Most corporate developers are hermits, isolated by the grey walls of cubicles. Certainly there are meetings, committees, lunches, and corporate events, but strip that away and focus on the core of our work and you see that each day, we arrive at work and setup shop in our small piece of corporate real-estate. This is the reality for the majority of developers and it's no small wonder considering that we have been conditioned to work as lone wolves from the first grade on. (Changing Education Paradigms)
Let's look at our typical day. If we are focused, we jump into the day's tasks and if not, we futz about with social sites, e-mail, browsing, etc... until we can no longer delay the inevitable. During the day, we face many interruptions. These come as external interruptions such as phone calls, coworker visits, and e-mail notifications, as well as internal interruptions like lapse of concentration or moving off task due to a tangential idea. Once off task we may have to motivate ourselves to get back on task and at the very least, reload all of the context that was lost.

Speaking of tangents, we'll take one now to ponder the movie Matrix. Consider the plight of our protagonist Neo in the first 30 minutes of the movie. There he was, a questionably productive corporate developer for Metacortex with his own cube and a future of working toward the corner office. However, Neo sensed there was a problem with this reality which continued to manifest itself in more bizarre ways leading him to make increasingly uncomfortable decisions to the point where literally stepped out on a ledge.

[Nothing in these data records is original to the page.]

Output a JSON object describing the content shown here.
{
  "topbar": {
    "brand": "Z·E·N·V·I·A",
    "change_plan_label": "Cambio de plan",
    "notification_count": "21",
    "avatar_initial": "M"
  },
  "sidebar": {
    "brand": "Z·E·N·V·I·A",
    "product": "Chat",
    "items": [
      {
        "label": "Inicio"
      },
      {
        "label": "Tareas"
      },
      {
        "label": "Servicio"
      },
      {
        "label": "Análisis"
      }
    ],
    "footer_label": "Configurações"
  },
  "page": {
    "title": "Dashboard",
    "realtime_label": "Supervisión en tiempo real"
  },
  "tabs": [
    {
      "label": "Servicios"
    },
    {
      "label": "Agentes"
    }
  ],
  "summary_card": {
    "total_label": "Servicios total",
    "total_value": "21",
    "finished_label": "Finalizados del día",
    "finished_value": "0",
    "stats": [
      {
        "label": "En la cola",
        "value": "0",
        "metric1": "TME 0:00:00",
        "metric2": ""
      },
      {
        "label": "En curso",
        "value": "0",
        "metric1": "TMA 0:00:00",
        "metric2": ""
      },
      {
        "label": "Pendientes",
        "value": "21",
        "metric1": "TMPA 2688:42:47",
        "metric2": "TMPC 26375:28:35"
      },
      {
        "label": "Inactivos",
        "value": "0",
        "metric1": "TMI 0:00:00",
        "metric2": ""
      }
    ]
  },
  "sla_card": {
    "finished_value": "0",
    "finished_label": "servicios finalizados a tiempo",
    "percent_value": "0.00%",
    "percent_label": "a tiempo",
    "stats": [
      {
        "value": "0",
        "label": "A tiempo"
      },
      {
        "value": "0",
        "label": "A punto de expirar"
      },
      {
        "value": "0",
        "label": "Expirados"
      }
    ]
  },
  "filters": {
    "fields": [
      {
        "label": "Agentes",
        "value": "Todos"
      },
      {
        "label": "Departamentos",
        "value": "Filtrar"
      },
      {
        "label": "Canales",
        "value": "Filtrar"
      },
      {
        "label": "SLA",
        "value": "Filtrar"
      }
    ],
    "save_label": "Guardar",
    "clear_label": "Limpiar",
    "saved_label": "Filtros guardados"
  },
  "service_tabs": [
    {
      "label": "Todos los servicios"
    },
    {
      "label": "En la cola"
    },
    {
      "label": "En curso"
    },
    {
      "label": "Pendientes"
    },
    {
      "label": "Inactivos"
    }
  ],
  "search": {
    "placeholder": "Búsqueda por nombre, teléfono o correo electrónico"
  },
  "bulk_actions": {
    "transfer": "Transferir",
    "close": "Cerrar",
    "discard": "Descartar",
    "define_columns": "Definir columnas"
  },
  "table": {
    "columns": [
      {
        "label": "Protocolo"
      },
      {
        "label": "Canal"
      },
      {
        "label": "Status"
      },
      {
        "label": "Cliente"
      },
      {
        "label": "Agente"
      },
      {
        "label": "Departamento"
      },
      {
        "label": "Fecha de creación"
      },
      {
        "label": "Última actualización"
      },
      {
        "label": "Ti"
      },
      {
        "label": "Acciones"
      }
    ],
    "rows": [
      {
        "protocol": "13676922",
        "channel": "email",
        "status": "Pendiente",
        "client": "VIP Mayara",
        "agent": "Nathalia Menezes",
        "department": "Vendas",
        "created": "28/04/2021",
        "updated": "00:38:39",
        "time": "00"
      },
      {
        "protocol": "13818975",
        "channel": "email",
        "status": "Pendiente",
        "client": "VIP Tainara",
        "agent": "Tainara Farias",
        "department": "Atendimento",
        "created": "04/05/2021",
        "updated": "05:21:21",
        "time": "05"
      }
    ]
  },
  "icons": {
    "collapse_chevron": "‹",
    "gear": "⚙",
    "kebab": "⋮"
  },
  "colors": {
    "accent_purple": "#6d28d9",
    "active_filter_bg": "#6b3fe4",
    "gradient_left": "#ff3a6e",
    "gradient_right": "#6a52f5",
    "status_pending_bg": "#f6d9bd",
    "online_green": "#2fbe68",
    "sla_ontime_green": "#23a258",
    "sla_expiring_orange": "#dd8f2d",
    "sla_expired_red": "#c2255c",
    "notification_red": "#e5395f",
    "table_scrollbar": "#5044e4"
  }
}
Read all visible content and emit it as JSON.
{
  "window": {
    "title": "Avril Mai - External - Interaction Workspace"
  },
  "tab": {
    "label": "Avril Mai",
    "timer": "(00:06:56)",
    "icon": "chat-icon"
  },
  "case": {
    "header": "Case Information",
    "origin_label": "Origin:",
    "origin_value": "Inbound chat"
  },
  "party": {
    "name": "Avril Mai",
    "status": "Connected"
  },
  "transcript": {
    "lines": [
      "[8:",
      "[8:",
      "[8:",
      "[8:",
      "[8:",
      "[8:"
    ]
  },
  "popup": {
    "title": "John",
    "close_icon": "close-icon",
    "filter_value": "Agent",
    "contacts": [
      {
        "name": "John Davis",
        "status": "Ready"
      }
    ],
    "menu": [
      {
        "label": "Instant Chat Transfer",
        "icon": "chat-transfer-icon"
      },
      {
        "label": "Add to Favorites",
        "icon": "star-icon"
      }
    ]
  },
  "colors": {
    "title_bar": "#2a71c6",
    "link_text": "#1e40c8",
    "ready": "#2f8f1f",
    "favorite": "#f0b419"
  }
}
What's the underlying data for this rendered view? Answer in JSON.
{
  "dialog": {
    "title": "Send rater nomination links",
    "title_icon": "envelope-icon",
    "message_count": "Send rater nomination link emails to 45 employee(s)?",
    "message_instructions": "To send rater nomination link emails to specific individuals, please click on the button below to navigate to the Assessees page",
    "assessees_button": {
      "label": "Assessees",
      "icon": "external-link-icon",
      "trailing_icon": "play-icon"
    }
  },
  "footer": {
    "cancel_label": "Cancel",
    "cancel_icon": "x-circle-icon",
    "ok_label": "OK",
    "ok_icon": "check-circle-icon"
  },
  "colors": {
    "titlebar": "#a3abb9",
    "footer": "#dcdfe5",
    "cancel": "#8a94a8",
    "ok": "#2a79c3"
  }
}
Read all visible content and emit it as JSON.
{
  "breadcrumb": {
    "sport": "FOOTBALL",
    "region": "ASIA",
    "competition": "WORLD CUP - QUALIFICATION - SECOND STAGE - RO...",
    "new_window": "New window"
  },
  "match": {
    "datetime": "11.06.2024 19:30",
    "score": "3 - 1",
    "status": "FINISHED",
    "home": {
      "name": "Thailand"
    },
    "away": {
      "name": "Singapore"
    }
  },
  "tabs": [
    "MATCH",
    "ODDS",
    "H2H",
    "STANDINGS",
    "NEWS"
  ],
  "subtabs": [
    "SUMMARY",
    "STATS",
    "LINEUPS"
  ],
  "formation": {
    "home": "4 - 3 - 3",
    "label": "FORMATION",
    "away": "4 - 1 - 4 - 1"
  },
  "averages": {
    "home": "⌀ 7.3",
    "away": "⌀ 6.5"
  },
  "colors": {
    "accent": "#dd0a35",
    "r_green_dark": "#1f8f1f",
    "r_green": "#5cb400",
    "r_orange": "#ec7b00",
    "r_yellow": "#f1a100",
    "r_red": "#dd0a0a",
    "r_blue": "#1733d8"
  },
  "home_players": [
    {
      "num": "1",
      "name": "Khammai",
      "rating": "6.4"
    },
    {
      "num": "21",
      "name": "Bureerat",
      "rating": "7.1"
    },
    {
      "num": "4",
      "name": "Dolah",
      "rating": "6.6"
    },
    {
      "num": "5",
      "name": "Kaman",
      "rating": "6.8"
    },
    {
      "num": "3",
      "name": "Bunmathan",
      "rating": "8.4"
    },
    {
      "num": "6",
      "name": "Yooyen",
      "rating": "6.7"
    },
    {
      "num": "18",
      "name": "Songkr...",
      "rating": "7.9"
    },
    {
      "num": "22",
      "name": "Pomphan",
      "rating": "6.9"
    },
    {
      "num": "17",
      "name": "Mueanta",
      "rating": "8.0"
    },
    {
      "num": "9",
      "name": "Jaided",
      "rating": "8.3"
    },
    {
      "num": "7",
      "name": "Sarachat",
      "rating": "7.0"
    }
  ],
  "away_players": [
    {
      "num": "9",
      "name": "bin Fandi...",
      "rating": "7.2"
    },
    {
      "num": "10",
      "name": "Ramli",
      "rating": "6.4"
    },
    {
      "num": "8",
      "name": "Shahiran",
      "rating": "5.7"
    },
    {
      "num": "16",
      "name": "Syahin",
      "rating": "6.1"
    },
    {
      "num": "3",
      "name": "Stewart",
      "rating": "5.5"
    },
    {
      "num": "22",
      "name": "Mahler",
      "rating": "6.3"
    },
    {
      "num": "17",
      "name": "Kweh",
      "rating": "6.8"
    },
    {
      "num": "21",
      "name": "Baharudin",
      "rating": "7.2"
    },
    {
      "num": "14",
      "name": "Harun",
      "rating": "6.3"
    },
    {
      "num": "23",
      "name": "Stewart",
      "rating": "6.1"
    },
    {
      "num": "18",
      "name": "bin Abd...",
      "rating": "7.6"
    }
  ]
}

This is not unlike many corporate developers today who have sensed that the reality traditional development practices may not be the only way to create software. Some have asked and acted on the uncomfortable questions. What would happen if I didn't write code alone every day? What if we all knocked down the cube walls so we knew what each other was doing? Would it increase communication? Create accountability? Many of these questions have been answered for us and backed with empirical data.
Laurie Williams outlines the following three tests in her book "Pair Programming Illuminated".
Finally, Williams summarizes the studies by breaking down the comparison factors to efficiency, the percentage of time spent developing new code, and overall productivity, the average hourly output of defect free code. Her findings? In the end, pairs were twice as efficient, spending 34% of their time writing new code versus the 17% rating of solo programmers. Overall productivity increased from 4.3 to 7.4 lines-of-code/per person hour. So while it might seem that having two developers work on the same code at the same time would cut productivity in half, the inverse is actually the reality.

What does all this mean? Like Neo, it will come down to a point where we have to make a personal choice about how we perceive pair programming regardless of whether our corporate structure embraces it or not. Will we step out of our comfort zone, give up our personal space, be willing to risk scrutiny of our work by others and ultimately take the red pill? Or will we head back into our cubes, blue pill in hand, attempting through sheer force of will to prove to the Neo's of this world, and ourselves, that solo programming is a workable reality.